I have tested the scenario using one of my sample PDF files and as per my observations, same Hex code is being generated in each attempt. I have used the following code to test the scenario.

Can you please share the code snippet which you are using and also please share the resource files which can help us in replicating this issue at our end.
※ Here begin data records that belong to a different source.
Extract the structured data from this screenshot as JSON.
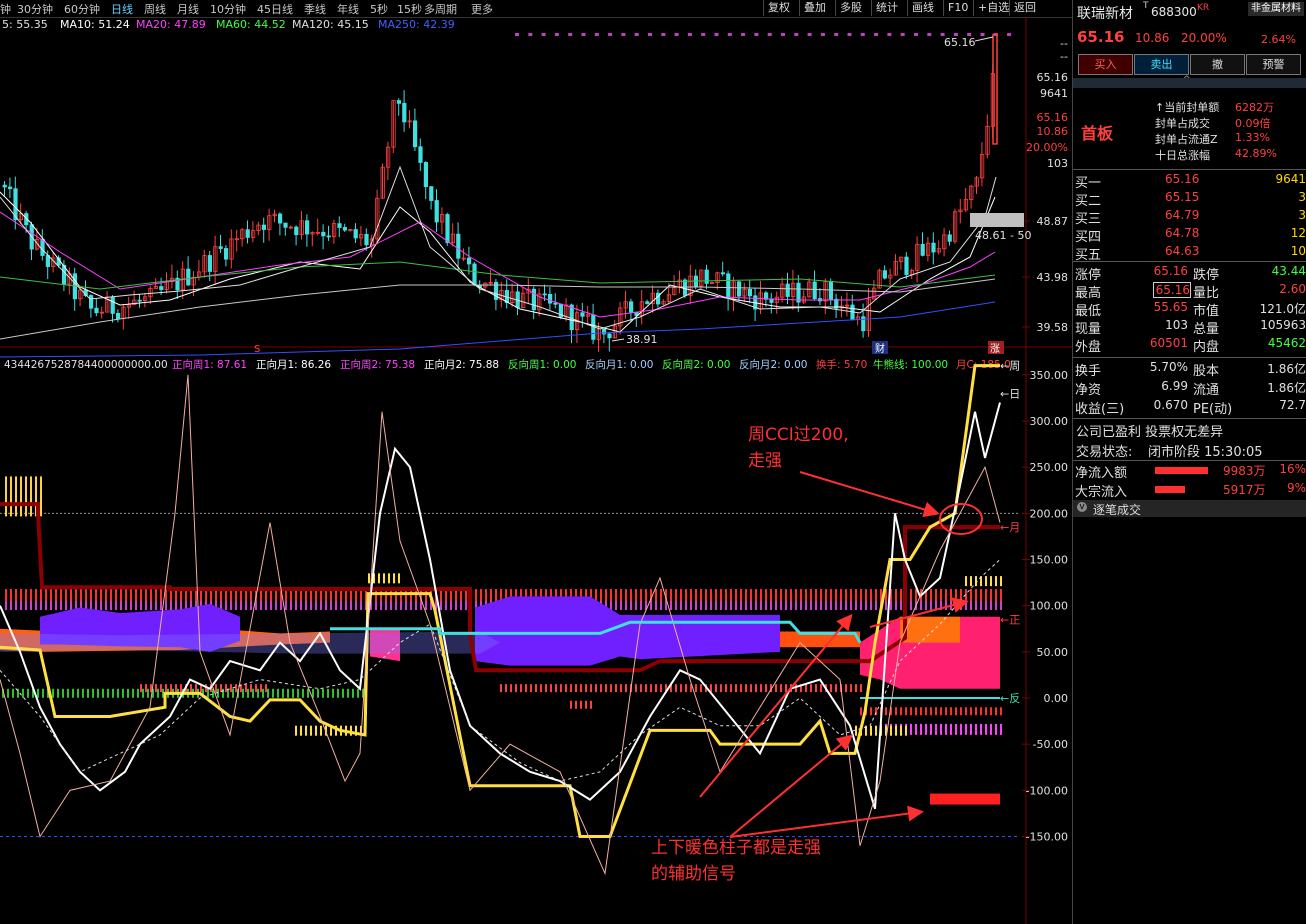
{
  "periods": [
    "钟",
    "30分钟",
    "60分钟",
    "日线",
    "周线",
    "月线",
    "10分钟",
    "45日线",
    "季线",
    "年线",
    "5秒",
    "15秒",
    "多周期",
    "更多"
  ],
  "period_active": 3,
  "toolbar": [
    "复权",
    "叠加",
    "多股",
    "统计",
    "画线",
    "F10",
    "+自选",
    "返回"
  ],
  "ma_legend": [
    {
      "text": "5: 55.35",
      "color": "#e0e0e0"
    },
    {
      "text": "MA10: 51.24",
      "color": "#ffffff"
    },
    {
      "text": "MA20: 47.89",
      "color": "#ff40ff"
    },
    {
      "text": "MA60: 44.52",
      "color": "#40ff40"
    },
    {
      "text": "MA120: 45.15",
      "color": "#e0e0e0"
    },
    {
      "text": "MA250: 42.39",
      "color": "#4060ff"
    }
  ],
  "price_axis": [
    "--",
    "--",
    "65.16",
    "9641",
    "65.16",
    "10.86",
    "20.00%",
    "103",
    "48.87",
    "43.98",
    "39.58"
  ],
  "price_labels": {
    "high": "65.16",
    "low": "38.91",
    "gray": "48.61 - 50",
    "s_mark": "S",
    "cai_mark": "财",
    "zhang_mark": "涨"
  },
  "indicator_legend": [
    {
      "text": "4344267528784400000000.00",
      "color": "#e0e0e0"
    },
    {
      "text": "正向周1: 87.61",
      "color": "#ff40ff"
    },
    {
      "text": "正向月1: 86.26",
      "color": "#ffffff"
    },
    {
      "text": "正向周2: 75.38",
      "color": "#ff40ff"
    },
    {
      "text": "正向月2: 75.88",
      "color": "#ffffff"
    },
    {
      "text": "反向周1: 0.00",
      "color": "#40ff40"
    },
    {
      "text": "反向月1: 0.00",
      "color": "#a0d0ff"
    },
    {
      "text": "反向周2: 0.00",
      "color": "#40ff40"
    },
    {
      "text": "反向月2: 0.00",
      "color": "#a0d0ff"
    },
    {
      "text": "换手: 5.70",
      "color": "#ff4040"
    },
    {
      "text": "牛熊线: 100.00",
      "color": "#40ff40"
    },
    {
      "text": "月C: 185.0",
      "color": "#ff4040"
    }
  ],
  "indicator_axis": [
    "350.00",
    "300.00",
    "250.00",
    "200.00",
    "150.00",
    "100.00",
    "50.00",
    "0.00",
    "-50.00",
    "-100.00",
    "-150.00"
  ],
  "side_tags": [
    "←周",
    "←日",
    "←月",
    "←正",
    "←反"
  ],
  "annotations": {
    "a1_line1": "周CCI过200,",
    "a1_line2": "走强",
    "a2_line1": "上下暖色柱子都是走强",
    "a2_line2": "的辅助信号"
  },
  "stock": {
    "name": "联瑞新材",
    "code": "688300",
    "code_badge": "KR",
    "tag": "非金属材料",
    "tag_change": "2.64%",
    "price": "65.16",
    "change": "10.86",
    "pct": "20.00%",
    "board": "首板"
  },
  "trade_buttons": [
    "买入",
    "卖出",
    "撤",
    "预警"
  ],
  "seal": [
    {
      "label": "↑当前封单额",
      "value": "6282万"
    },
    {
      "label": "封单占成交",
      "value": "0.09倍"
    },
    {
      "label": "封单占流通Z",
      "value": "1.33%"
    },
    {
      "label": "十日总涨幅",
      "value": "42.89%"
    }
  ],
  "order_book": [
    {
      "label": "买一",
      "price": "65.16",
      "vol": "9641"
    },
    {
      "label": "买二",
      "price": "65.15",
      "vol": "3"
    },
    {
      "label": "买三",
      "price": "64.79",
      "vol": "3"
    },
    {
      "label": "买四",
      "price": "64.78",
      "vol": "12"
    },
    {
      "label": "买五",
      "price": "64.63",
      "vol": "10"
    }
  ],
  "stats": [
    {
      "l1": "涨停",
      "v1": "65.16",
      "c1": "#ff4040",
      "l2": "跌停",
      "v2": "43.44",
      "c2": "#40ff40"
    },
    {
      "l1": "最高",
      "v1": "65.16",
      "c1": "#ff4040",
      "l2": "量比",
      "v2": "2.60",
      "c2": "#ff4040"
    },
    {
      "l1": "最低",
      "v1": "55.65",
      "c1": "#ff4040",
      "l2": "市值",
      "v2": "121.0亿",
      "c2": "#e0e0e0"
    },
    {
      "l1": "现量",
      "v1": "103",
      "c1": "#e0e0e0",
      "l2": "总量",
      "v2": "105963",
      "c2": "#e0e0e0"
    },
    {
      "l1": "外盘",
      "v1": "60501",
      "c1": "#ff4040",
      "l2": "内盘",
      "v2": "45462",
      "c2": "#40ff40"
    }
  ],
  "stats2": [
    {
      "l1": "换手",
      "v1": "5.70%",
      "l2": "股本",
      "v2": "1.86亿"
    },
    {
      "l1": "净资",
      "v1": "6.99",
      "l2": "流通",
      "v2": "1.86亿"
    },
    {
      "l1": "收益(三)",
      "v1": "0.670",
      "l2": "PE(动)",
      "v2": "72.7"
    }
  ],
  "company": {
    "line1": "公司已盈利 投票权无差异",
    "status_label": "交易状态:",
    "status": "闭市阶段 15:30:05"
  },
  "flows": [
    {
      "label": "净流入额",
      "value": "9983万",
      "pct": "16%",
      "bar": 0.16
    },
    {
      "label": "大宗流入",
      "value": "5917万",
      "pct": "9%",
      "bar": 0.09
    }
  ],
  "ticks_title": "逐笔成交",
  "colors": {
    "up": "#ff4040",
    "down": "#40e0e0",
    "gold": "#ffd700"
  }
}
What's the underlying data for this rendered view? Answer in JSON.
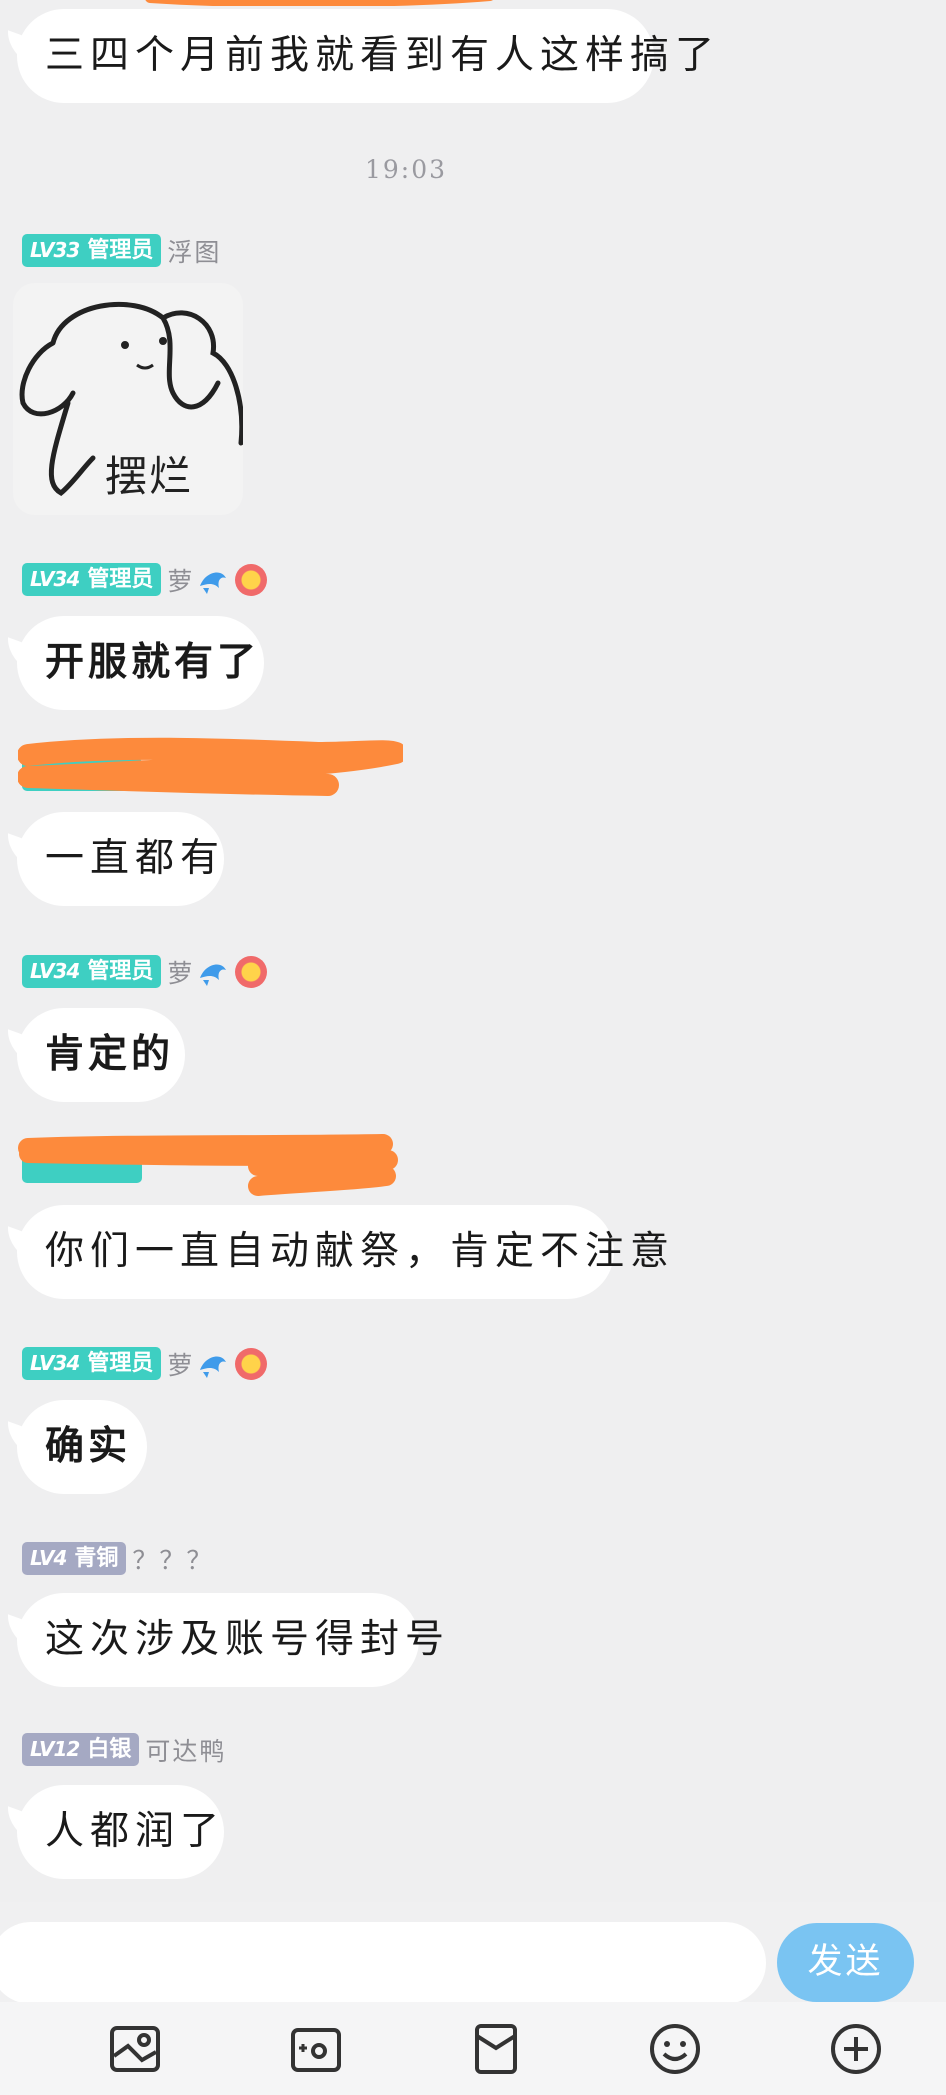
{
  "messages": [
    {
      "text": "三四个月前我就看到有人这样搞了"
    },
    {
      "timestamp": "19:03"
    },
    {
      "sender": {
        "level": "LV33",
        "role": "管理员",
        "name": "浮图"
      },
      "sticker_text": "摆烂"
    },
    {
      "sender": {
        "level": "LV34",
        "role": "管理员",
        "name": "萝"
      },
      "text": "开服就有了"
    },
    {
      "text": "一直都有"
    },
    {
      "sender": {
        "level": "LV34",
        "role": "管理员",
        "name": "萝"
      },
      "text": "肯定的"
    },
    {
      "text": "你们一直自动献祭，肯定不注意"
    },
    {
      "sender": {
        "level": "LV34",
        "role": "管理员",
        "name": "萝"
      },
      "text": "确实"
    },
    {
      "sender": {
        "level": "LV4",
        "role": "青铜",
        "name": "？？？"
      },
      "text": "这次涉及账号得封号"
    },
    {
      "sender": {
        "level": "LV12",
        "role": "白银",
        "name": "可达鸭"
      },
      "text": "人都润了"
    }
  ],
  "input": {
    "placeholder": "",
    "send_label": "发送"
  },
  "toolbar": [
    "image-icon",
    "camera-icon",
    "red-packet-icon",
    "smiley-icon",
    "plus-circle-icon"
  ],
  "colors": {
    "badge_admin": "#3ecfc2",
    "badge_rank": "#a5a9c3",
    "send": "#7ac4f2",
    "redaction": "#fd8a3c",
    "background": "#efeff0"
  }
}
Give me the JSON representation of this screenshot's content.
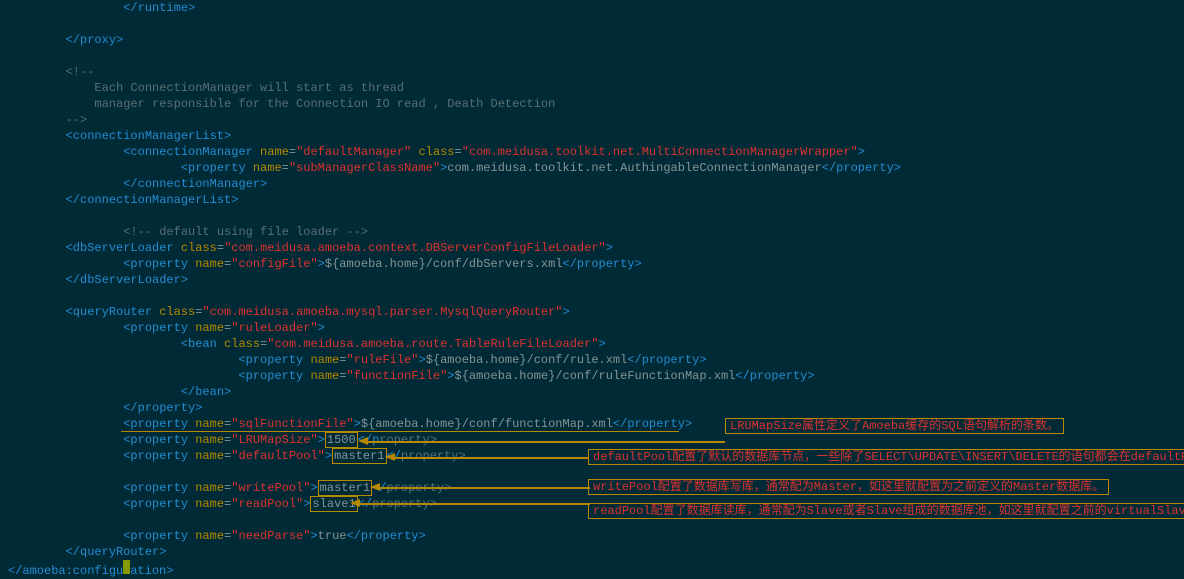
{
  "code_lines": [
    {
      "indent": 16,
      "html": "<span class='tag'>&lt;/runtime&gt;</span>"
    },
    {
      "indent": 0,
      "html": ""
    },
    {
      "indent": 8,
      "html": "<span class='tag'>&lt;/proxy&gt;</span>"
    },
    {
      "indent": 0,
      "html": ""
    },
    {
      "indent": 8,
      "html": "<span class='comment'>&lt;!--</span>"
    },
    {
      "indent": 12,
      "html": "<span class='comment'>Each ConnectionManager will start as thread</span>"
    },
    {
      "indent": 12,
      "html": "<span class='comment'>manager responsible for the Connection IO read , Death Detection</span>"
    },
    {
      "indent": 8,
      "html": "<span class='comment'>--&gt;</span>"
    },
    {
      "indent": 8,
      "html": "<span class='tag'>&lt;connectionManagerList&gt;</span>"
    },
    {
      "indent": 16,
      "html": "<span class='tag'>&lt;connectionManager</span> <span class='attr'>name</span><span class='attr-eq'>=</span><span class='str'>\"defaultManager\"</span> <span class='attr'>class</span><span class='attr-eq'>=</span><span class='str'>\"com.meidusa.toolkit.net.MultiConnectionManagerWrapper\"</span><span class='tag'>&gt;</span>"
    },
    {
      "indent": 24,
      "html": "<span class='tag'>&lt;property</span> <span class='attr'>name</span><span class='attr-eq'>=</span><span class='str'>\"subManagerClassName\"</span><span class='tag'>&gt;</span><span class='txt'>com.meidusa.toolkit.net.AuthingableConnectionManager</span><span class='tag'>&lt;/property&gt;</span>"
    },
    {
      "indent": 16,
      "html": "<span class='tag'>&lt;/connectionManager&gt;</span>"
    },
    {
      "indent": 8,
      "html": "<span class='tag'>&lt;/connectionManagerList&gt;</span>"
    },
    {
      "indent": 0,
      "html": ""
    },
    {
      "indent": 16,
      "html": "<span class='comment'>&lt;!-- default using file loader --&gt;</span>"
    },
    {
      "indent": 8,
      "html": "<span class='tag'>&lt;dbServerLoader</span> <span class='attr'>class</span><span class='attr-eq'>=</span><span class='str'>\"com.meidusa.amoeba.context.DBServerConfigFileLoader\"</span><span class='tag'>&gt;</span>"
    },
    {
      "indent": 16,
      "html": "<span class='tag'>&lt;property</span> <span class='attr'>name</span><span class='attr-eq'>=</span><span class='str'>\"configFile\"</span><span class='tag'>&gt;</span><span class='txt'>${amoeba.home}/conf/dbServers.xml</span><span class='tag'>&lt;/property&gt;</span>"
    },
    {
      "indent": 8,
      "html": "<span class='tag'>&lt;/dbServerLoader&gt;</span>"
    },
    {
      "indent": 0,
      "html": ""
    },
    {
      "indent": 8,
      "html": "<span class='tag'>&lt;queryRouter</span> <span class='attr'>class</span><span class='attr-eq'>=</span><span class='str'>\"com.meidusa.amoeba.mysql.parser.MysqlQueryRouter\"</span><span class='tag'>&gt;</span>"
    },
    {
      "indent": 16,
      "html": "<span class='tag'>&lt;property</span> <span class='attr'>name</span><span class='attr-eq'>=</span><span class='str'>\"ruleLoader\"</span><span class='tag'>&gt;</span>"
    },
    {
      "indent": 24,
      "html": "<span class='tag'>&lt;bean</span> <span class='attr'>class</span><span class='attr-eq'>=</span><span class='str'>\"com.meidusa.amoeba.route.TableRuleFileLoader\"</span><span class='tag'>&gt;</span>"
    },
    {
      "indent": 32,
      "html": "<span class='tag'>&lt;property</span> <span class='attr'>name</span><span class='attr-eq'>=</span><span class='str'>\"ruleFile\"</span><span class='tag'>&gt;</span><span class='txt'>${amoeba.home}/conf/rule.xml</span><span class='tag'>&lt;/property&gt;</span>"
    },
    {
      "indent": 32,
      "html": "<span class='tag'>&lt;property</span> <span class='attr'>name</span><span class='attr-eq'>=</span><span class='str'>\"functionFile\"</span><span class='tag'>&gt;</span><span class='txt'>${amoeba.home}/conf/ruleFunctionMap.xml</span><span class='tag'>&lt;/property&gt;</span>"
    },
    {
      "indent": 24,
      "html": "<span class='tag'>&lt;/bean&gt;</span>"
    },
    {
      "indent": 16,
      "html": "<span class='tag'>&lt;/property&gt;</span>"
    },
    {
      "indent": 16,
      "html": "<span class='tag'>&lt;property</span> <span class='attr'>name</span><span class='attr-eq'>=</span><span class='str'>\"sqlFunctionFile\"</span><span class='tag'>&gt;</span><span class='txt'>${amoeba.home}/conf/functionMap.xml</span><span class='tag'>&lt;/property&gt;</span>"
    },
    {
      "indent": 16,
      "html": "<span class='tag'>&lt;property</span> <span class='attr'>name</span><span class='attr-eq'>=</span><span class='str'>\"LRUMapSize\"</span><span class='tag'>&gt;</span><span class='txt' style='border:1px solid #b58900;padding:0 1px;'>1500</span><span class='tag'>&lt;/p</span><span class='comment'>roperty&gt;</span>"
    },
    {
      "indent": 16,
      "html": "<span class='tag'>&lt;property</span> <span class='attr'>name</span><span class='attr-eq'>=</span><span class='str'>\"defaultPool\"</span><span class='tag'>&gt;</span><span class='txt' style='border:1px solid #b58900;padding:0 1px;'>master1</span><span class='tag'>&lt;/</span><span class='comment'>property&gt;</span>"
    },
    {
      "indent": 0,
      "html": ""
    },
    {
      "indent": 16,
      "html": "<span class='tag'>&lt;property</span> <span class='attr'>name</span><span class='attr-eq'>=</span><span class='str'>\"writePool\"</span><span class='tag'>&gt;</span><span class='txt' style='border:1px solid #b58900;padding:0 1px;'>master1</span><span class='tag'>&lt;/</span><span class='comment'>property&gt;</span>"
    },
    {
      "indent": 16,
      "html": "<span class='tag'>&lt;property</span> <span class='attr'>name</span><span class='attr-eq'>=</span><span class='str'>\"readPool\"</span><span class='tag'>&gt;</span><span class='txt' style='border:1px solid #b58900;padding:0 1px;'>slave1</span><span class='tag'>&lt;/</span><span class='comment'>property&gt;</span>"
    },
    {
      "indent": 0,
      "html": ""
    },
    {
      "indent": 16,
      "html": "<span class='tag'>&lt;property</span> <span class='attr'>name</span><span class='attr-eq'>=</span><span class='str'>\"needParse\"</span><span class='tag'>&gt;</span><span class='txt'>true</span><span class='tag'>&lt;/property&gt;</span>"
    },
    {
      "indent": 8,
      "html": "<span class='tag'>&lt;/queryRouter&gt;</span>"
    },
    {
      "indent": 0,
      "html": "<span class='tag'>&lt;/amoeba:configu</span><span class='cursor-box'></span><span class='tag'>ation&gt;</span>"
    }
  ],
  "annotations": {
    "a1": "LRUMapSize属性定义了Amoeba缓存的SQL语句解析的条数。",
    "a2": "defaultPool配置了默认的数据库节点，一些除了SELECT\\UPDATE\\INSERT\\DELETE的语句都会在defaultPool执行。",
    "a3": "writePool配置了数据库写库，通常配为Master，如这里就配置为之前定义的Master数据库。",
    "a4": "readPool配置了数据库读库，通常配为Slave或者Slave组成的数据库池，如这里就配置之前的virtualSlave数据库池"
  },
  "lang_hint": "zh：（中文）"
}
We are sorry for this inconvenience.

[Java]

MessageDigest
md = MessageDigest.getInstance(“SHA-256”);<o:p></o:p>

java.io.FileInputStream fis = new java.io.FileInputStream("c:\\pdftest\\input.pdf");

byte[] dataBytes = new byte[1024];

int nread = 0;

while ((nread = fis.read(dataBytes)) != -1) {

md.update(dataBytes, 0, nread);

};

byte[] mdbytes = md.digest();

//convert the byte to hex format method 1

StringBuffer sb = new StringBuffer();

for (int i = 0; i < mdbytes.length; i++) {

sb.append(Integer.toString((mdbytes[i] & 0xff) + 0x100, 16).substring(1));

}

System.out.println("Hex format : " + sb.toString());

//convert the byte to hex format method 2

StringBuffer hexString = new StringBuffer();

for (int i=0;i<mdbytes.length;i++) {

hexString.append(Integer.toHexString(0xFF & mdbytes[i]));

}

System.out.println("Hex format : " + hexString.toString());

archanaagrawal68gmai · May 20, 2014, 5:42am

hey,
Thanks for the answer.But, my question is when i split the pdf file by pages.If my pdf file is of 11 pages,then using splitpdf my pages it will create 11 small pdf pages.When i apply the hash generation method on the split pdf pages mention as chunk in my code.I am getting different hash values, instead of same hash value on every run of the same pdf.Also I have attach the pdf file.Please, use your splitPdf into individual pages method first and then apply the hash generation method.
code:-
import java.security.MessageDigest;
import java.security.NoSuchAlgorithmException;
import java.io.FileInputStream;
import java.io.IOException;
import java.security.;
import java.lang.;
public class Digest
{

public static void main (String args[]) throws IOException,NullPointerException, NoSuchAlgorithmException
{
String fingerprint = null;
MessageDigest md = MessageDigest.getInstance(“SHA-256”);
// String datafile=“E:\DataDedoop\17.Deduplication.Estimation.pdf”;
String datafile = “E:\NEW_TEST\chunks\chunk1.pdf”;
FileInputStream fis = new FileInputStream(datafile);
byte[] dataBytes = new byte[1024];
int nread = 0;
while ((nread = fis.read(dataBytes)) != -1) {
md.update(dataBytes, 0, nread);
}
byte[] mdbytes = md.digest();
StringBuilder hexString = new StringBuilder();
for (int i = 0; i < mdbytes.length; i++) {
hexString.append(Integer.toHexString(0xFF & mdbytes[i]));
}
fingerprint = hexString.toString();
System.out.println("Fingerprint : " + fingerprint);
}
}

codewarior · May 21, 2014, 2:27am

Hi Archana,

Thanks for sharing the details.

I
have tested the scenario and I am able to reproduce the same problem that different hash code is being generated for same file when executing the code for multiple times. For the
sake of correction, I have logged it in our issue tracking system as PDFNEWJAVA-34221. We will
investigate this issue in details and will keep you updated on the status of a
correction. <o:p></o:p>

We apologize for your inconvenience.